Created 11-23-2016 01:39 PM
Hello @mayki wogno
It is certainly possible to use site-to-site (s2s) to send data to and from the same cluster of nodes and is done commonly as a way to rebalance data across a cluster at key user chosen points.
As to your second question regarding why it works the way it does for RPG placement and port placement here are the scenarios.
1) You want to push data to another system using s2s
For this you can place an RPG anywhere you like in the flow and direct your data to it on a specific s2s port.
2) You want to pull data from another system using s2s
For this you can place an RPG anywhere you like in the flow and source data from on it on a specific s2s port.
3) You want to allow another system to push to yours using s2s
For this you can have a remote input port exposed at the root level of the flow. Other systems can then push to it as described in #1.
4) You want to allow another system to pull from yours using s2s
For this you can have a remote output port exposed at the root level of the flow. Other systems can then pull from it as described in #2 above.
When thinking about scenarios 3 and 4 here the idea is that your system is acting as a broker of data and it is the external systems in control of when they give it to you and take it from you. Your system is simply providing the well published/documented/control points for what those ports are for. We want to make sure this is very explicit and clear and so we require them to be at the root group level. You can then direct any data received to specific internal groups as you need or source from internal groups as you need to expose it for pulling.
If we were instead to allow these to live at any point while it would work what we've found is that it makes the flows harder to maintain and people end up furthering the approach of each flow being a discrete one-off/stovepipe type configuration which is just generally not reflective of what really ends up happening with flows (rarely is it from one place to one place - it is often a graph of inter system exchange).
Anyway, hopefully that helps give context for why it works the way it does.
Created 11-23-2016 01:52 PM
Thanks it is clear.
Another question about URL of RPG, it is possible to use a VIP as the url ?
Because, url is a point of failure if the nifi node crash.
Created 11-24-2016 12:40 AM
Hello @mayki wogno
Yes, a VIP should work as an URL of RPG. A load balancer such as HAProxy can also be used in front of a NiFi cluster and use its host:port as RPG URL.

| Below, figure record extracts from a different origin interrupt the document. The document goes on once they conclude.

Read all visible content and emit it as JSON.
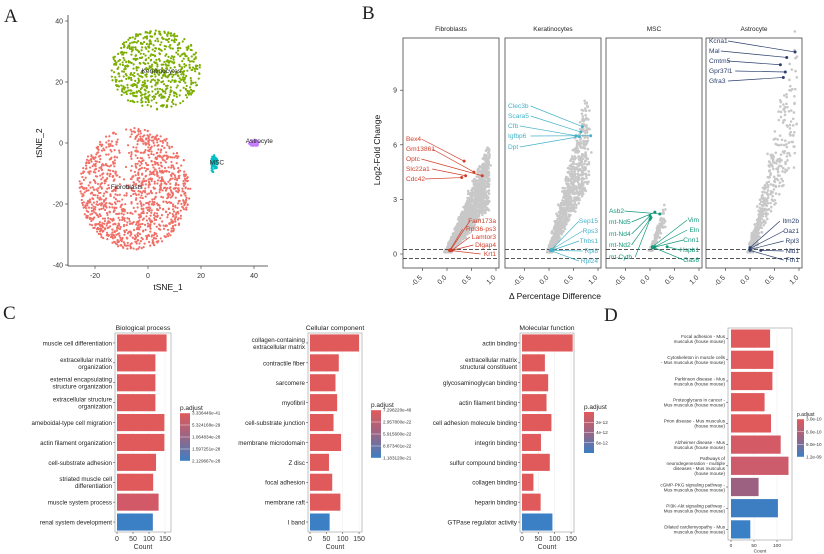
{
  "panels": {
    "a": "A",
    "b": "B",
    "c": "C",
    "d": "D"
  },
  "chart_data": [
    {
      "type": "scatter",
      "xlabel": "tSNE_1",
      "ylabel": "tSNE_2",
      "xlim": [
        -28,
        45
      ],
      "ylim": [
        -41,
        42
      ],
      "xticks": [
        -20,
        0,
        20,
        40
      ],
      "yticks": [
        -40,
        -20,
        0,
        20,
        40
      ],
      "grid": false,
      "clusters": [
        {
          "name": "Fibroblasts",
          "color": "#f07067",
          "center": [
            -5,
            -15
          ],
          "spread": [
            21,
            20
          ]
        },
        {
          "name": "Keratinocytes",
          "color": "#7cae00",
          "center": [
            3,
            24
          ],
          "spread": [
            17,
            13
          ]
        },
        {
          "name": "MSC",
          "color": "#00bfc4",
          "center": [
            25,
            -7
          ],
          "spread": [
            1.3,
            3.3
          ]
        },
        {
          "name": "Astrocyte",
          "color": "#c77cff",
          "center": [
            40,
            0
          ],
          "spread": [
            2,
            1.1
          ]
        }
      ]
    },
    {
      "type": "scatter",
      "xlabel": "Δ Percentage Difference",
      "ylabel": "Log2-Fold Change",
      "xticks": [
        "-0.5",
        "0.0",
        "0.5",
        "1.0"
      ],
      "yticks": [
        "0",
        "3",
        "6",
        "9"
      ],
      "xlim": [
        -0.9,
        1.1
      ],
      "ylim": [
        -0.8,
        11.9
      ],
      "thresholds": [
        0.25,
        -0.25
      ],
      "point_color": "#c8c8c8",
      "facets": [
        {
          "name": "Fibroblasts",
          "color": "#d1402c",
          "top": [
            {
              "gene": "Bex4",
              "x": 0.35,
              "y": 5.1
            },
            {
              "gene": "Gm13861",
              "x": 0.55,
              "y": 4.5
            },
            {
              "gene": "Optc",
              "x": 0.72,
              "y": 4.3
            },
            {
              "gene": "Slc22a1",
              "x": 0.38,
              "y": 4.3
            },
            {
              "gene": "Cdc42",
              "x": 0.3,
              "y": 4.2
            }
          ],
          "bottom": [
            {
              "gene": "Fam173a",
              "x": 0.08,
              "y": 0.25
            },
            {
              "gene": "Rpl36-ps3",
              "x": 0.06,
              "y": 0.22
            },
            {
              "gene": "Lamtor3",
              "x": 0.1,
              "y": 0.2
            },
            {
              "gene": "Dlgap4",
              "x": 0.07,
              "y": 0.18
            },
            {
              "gene": "Krt1",
              "x": 0.05,
              "y": 0.2
            }
          ]
        },
        {
          "name": "Keratinocytes",
          "color": "#45b2c9",
          "top": [
            {
              "gene": "Clec3b",
              "x": 0.68,
              "y": 7.0
            },
            {
              "gene": "Scara5",
              "x": 0.65,
              "y": 6.7
            },
            {
              "gene": "Cfb",
              "x": 0.55,
              "y": 6.5
            },
            {
              "gene": "Igfbp6",
              "x": 0.85,
              "y": 6.5
            },
            {
              "gene": "Dpt",
              "x": 0.62,
              "y": 6.45
            }
          ],
          "bottom": [
            {
              "gene": "Sep15",
              "x": 0.05,
              "y": 0.25
            },
            {
              "gene": "Rps3",
              "x": 0.04,
              "y": 0.22
            },
            {
              "gene": "Thbs1",
              "x": 0.06,
              "y": 0.2
            },
            {
              "gene": "Rpl8",
              "x": 0.03,
              "y": 0.2
            },
            {
              "gene": "Rpl24",
              "x": 0.04,
              "y": 0.18
            }
          ]
        },
        {
          "name": "MSC",
          "color": "#12977b",
          "left": [
            {
              "gene": "Asb2",
              "x": 0.2,
              "y": 2.2
            },
            {
              "gene": "mt-Nd5",
              "x": 0.1,
              "y": 2.3
            },
            {
              "gene": "mt-Nd4",
              "x": 0.0,
              "y": 2.1
            },
            {
              "gene": "mt-Nd2",
              "x": 0.02,
              "y": 2.0
            },
            {
              "gene": "mt-Cytb",
              "x": 0.0,
              "y": 1.9
            }
          ],
          "right": [
            {
              "gene": "Vim",
              "x": 0.05,
              "y": 0.4
            },
            {
              "gene": "Eln",
              "x": 0.1,
              "y": 0.4
            },
            {
              "gene": "Cnn1",
              "x": 0.05,
              "y": 0.35
            },
            {
              "gene": "Hspb1",
              "x": 0.35,
              "y": 0.4
            },
            {
              "gene": "Gas6",
              "x": 0.08,
              "y": 0.35
            }
          ]
        },
        {
          "name": "Astrocyte",
          "color": "#2b3f6d",
          "top": [
            {
              "gene": "Kcna1",
              "x": 0.92,
              "y": 11.1
            },
            {
              "gene": "Mal",
              "x": 0.75,
              "y": 10.8
            },
            {
              "gene": "Cmtm5",
              "x": 0.62,
              "y": 10.4
            },
            {
              "gene": "Gpr37l1",
              "x": 0.72,
              "y": 10.0
            },
            {
              "gene": "Gfra3",
              "x": 0.68,
              "y": 9.7
            }
          ],
          "bottom": [
            {
              "gene": "Itm2b",
              "x": 0.0,
              "y": 0.35
            },
            {
              "gene": "Oaz1",
              "x": 0.0,
              "y": 0.3
            },
            {
              "gene": "Rpl3",
              "x": 0.0,
              "y": 0.25
            },
            {
              "gene": "Nid1",
              "x": 0.22,
              "y": 0.2
            },
            {
              "gene": "Fth1",
              "x": 0.0,
              "y": 0.2
            }
          ]
        }
      ]
    },
    {
      "type": "bar",
      "orientation": "horizontal",
      "title": "Biological process",
      "xlabel": "Count",
      "xlim": [
        0,
        160
      ],
      "xticks": [
        "0",
        "50",
        "100",
        "150"
      ],
      "legend": {
        "title": "p.adjust",
        "labels": [
          "3.336446e-41",
          "5.324168e-29",
          "1.064834e-28",
          "1.597251e-28",
          "2.129667e-28"
        ]
      },
      "bars": [
        {
          "label": [
            "muscle cell differentiation"
          ],
          "value": 155,
          "color": "#e05a5c"
        },
        {
          "label": [
            "extracellular matrix",
            "organization"
          ],
          "value": 120,
          "color": "#e05a5c"
        },
        {
          "label": [
            "external encapsulating",
            "structure organization"
          ],
          "value": 120,
          "color": "#e05a5c"
        },
        {
          "label": [
            "extracellular structure",
            "organization"
          ],
          "value": 120,
          "color": "#e05a5c"
        },
        {
          "label": [
            "ameboidal-type cell migration"
          ],
          "value": 148,
          "color": "#e05a5c"
        },
        {
          "label": [
            "actin filament organization"
          ],
          "value": 148,
          "color": "#e05a5c"
        },
        {
          "label": [
            "cell-substrate adhesion"
          ],
          "value": 122,
          "color": "#e05a5c"
        },
        {
          "label": [
            "striated muscle cell",
            "differentiation"
          ],
          "value": 113,
          "color": "#e05a5c"
        },
        {
          "label": [
            "muscle system process"
          ],
          "value": 130,
          "color": "#d25a68"
        },
        {
          "label": [
            "renal system development"
          ],
          "value": 112,
          "color": "#3b7fc4"
        }
      ]
    },
    {
      "type": "bar",
      "orientation": "horizontal",
      "title": "Cellular component",
      "xlabel": "Count",
      "xlim": [
        0,
        160
      ],
      "xticks": [
        "0",
        "50",
        "100",
        "150"
      ],
      "legend": {
        "title": "p.adjust",
        "labels": [
          "7.298220e-46",
          "2.957800e-22",
          "5.915600e-22",
          "8.873401e-22",
          "1.183120e-21"
        ]
      },
      "bars": [
        {
          "label": [
            "collagen-containing",
            "extracellular matrix"
          ],
          "value": 150,
          "color": "#e05a5c"
        },
        {
          "label": [
            "contractile fiber"
          ],
          "value": 88,
          "color": "#e05a5c"
        },
        {
          "label": [
            "sarcomere"
          ],
          "value": 78,
          "color": "#e05a5c"
        },
        {
          "label": [
            "myofibril"
          ],
          "value": 83,
          "color": "#e05a5c"
        },
        {
          "label": [
            "cell-substrate junction"
          ],
          "value": 72,
          "color": "#e05a5c"
        },
        {
          "label": [
            "membrane microdomain"
          ],
          "value": 95,
          "color": "#e05a5c"
        },
        {
          "label": [
            "Z disc"
          ],
          "value": 58,
          "color": "#e05a5c"
        },
        {
          "label": [
            "focal adhesion"
          ],
          "value": 68,
          "color": "#e05a5c"
        },
        {
          "label": [
            "membrane raft"
          ],
          "value": 93,
          "color": "#e05a5c"
        },
        {
          "label": [
            "I band"
          ],
          "value": 60,
          "color": "#3b7fc4"
        }
      ]
    },
    {
      "type": "bar",
      "orientation": "horizontal",
      "title": "Molecular function",
      "xlabel": "Count",
      "xlim": [
        0,
        160
      ],
      "xticks": [
        "0",
        "50",
        "100",
        "150"
      ],
      "legend": {
        "title": "p.adjust",
        "labels": [
          "2e-12",
          "4e-12",
          "6e-12"
        ]
      },
      "bars": [
        {
          "label": [
            "actin binding"
          ],
          "value": 155,
          "color": "#e05a5c"
        },
        {
          "label": [
            "extracellular matrix",
            "structural constituent"
          ],
          "value": 70,
          "color": "#e05a5c"
        },
        {
          "label": [
            "glycosaminoglycan binding"
          ],
          "value": 80,
          "color": "#e05a5c"
        },
        {
          "label": [
            "actin filament binding"
          ],
          "value": 75,
          "color": "#e05a5c"
        },
        {
          "label": [
            "cell adhesion molecule binding"
          ],
          "value": 90,
          "color": "#e05a5c"
        },
        {
          "label": [
            "integrin binding"
          ],
          "value": 58,
          "color": "#e05a5c"
        },
        {
          "label": [
            "sulfur compound binding"
          ],
          "value": 85,
          "color": "#e05a5c"
        },
        {
          "label": [
            "collagen binding"
          ],
          "value": 35,
          "color": "#e05a5c"
        },
        {
          "label": [
            "heparin binding"
          ],
          "value": 57,
          "color": "#e05a5c"
        },
        {
          "label": [
            "GTPase regulator activity"
          ],
          "value": 93,
          "color": "#3b7fc4"
        }
      ]
    },
    {
      "type": "bar",
      "orientation": "horizontal",
      "title": "",
      "xlabel": "Count",
      "xlim": [
        0,
        135
      ],
      "xticks": [
        "0",
        "50",
        "100"
      ],
      "legend": {
        "title": "p.adjust",
        "labels": [
          "3.0e-10",
          "6.0e-10",
          "9.0e-10",
          "1.2e-09"
        ]
      },
      "bars": [
        {
          "label": [
            "Focal adhesion - Mus",
            "musculus (house mouse)"
          ],
          "value": 85,
          "color": "#e05a5c"
        },
        {
          "label": [
            "Cytoskeleton in muscle cells",
            "- Mus musculus (house mouse)"
          ],
          "value": 92,
          "color": "#e05a5c"
        },
        {
          "label": [
            "Parkinson disease - Mus",
            "musculus (house mouse)"
          ],
          "value": 90,
          "color": "#e05a5c"
        },
        {
          "label": [
            "Proteoglycans in cancer -",
            "Mus musculus (house mouse)"
          ],
          "value": 73,
          "color": "#e05a5c"
        },
        {
          "label": [
            "Prion disease - Mus musculus",
            "(house mouse)"
          ],
          "value": 87,
          "color": "#e05a5c"
        },
        {
          "label": [
            "Alzheimer disease - Mus",
            "musculus (house mouse)"
          ],
          "value": 108,
          "color": "#d45a66"
        },
        {
          "label": [
            "Pathways of",
            "neurodegeneration - multiple",
            "diseases - Mus musculus",
            "(house mouse)"
          ],
          "value": 125,
          "color": "#cc5b6c"
        },
        {
          "label": [
            "cGMP-PKG signaling pathway -",
            "Mus musculus (house mouse)"
          ],
          "value": 60,
          "color": "#9c6080"
        },
        {
          "label": [
            "PI3K-Akt signaling pathway -",
            "Mus musculus (house mouse)"
          ],
          "value": 102,
          "color": "#3d7dc2"
        },
        {
          "label": [
            "Dilated cardiomyopathy - Mus",
            "musculus (house mouse)"
          ],
          "value": 42,
          "color": "#3a80c6"
        }
      ]
    }
  ]
}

After RPG got cluster information from the such URL (propagating the request to one of NiFi node), it will access each node with its IP or hostname directly to transfer data.
Also, there's an ongoing effort to allow multiple URLs as RPG URL to avoid making it a SPOF:
Created 11-24-2016 08:12 AM
@kkawamura thanks
Created on 11-24-2016 08:47 AM - edited 08-19-2019 03:42 AM
I got a dataflow with listHDFS and RPG but i don't know explain this error :
Created 11-24-2016 09:03 AM
The second error message on bulletin indicating that any Hadoop configuration file could not be found.
Please check file path configured at 'Hadoop Configuration Resources' of ListHDFS. It should point at core-site.xml and hdfs-site.xml, and should be accessible by the user running NiFi.
Created 11-25-2016 09:17 AM
@kkawamura : the second error is very clear. I'll talked about first message error.
Created 11-25-2016 11:57 AM
Hi @mayki wogno
The first error message was also written by the same error with the second error message. The processor reported the error twice, because it logged an error message when the ListHDFS processor caught the exception, then re-throw it, and NiFi framework caught the exception and logged another error message.
When NiFi framework catches an exception thrown by a processor, it yields the processor for the amount of time specified by 'Yield Duration'.
Once the processor successfully accesses core-site.xml and hdfs-site.xml, both error messages will be cleared.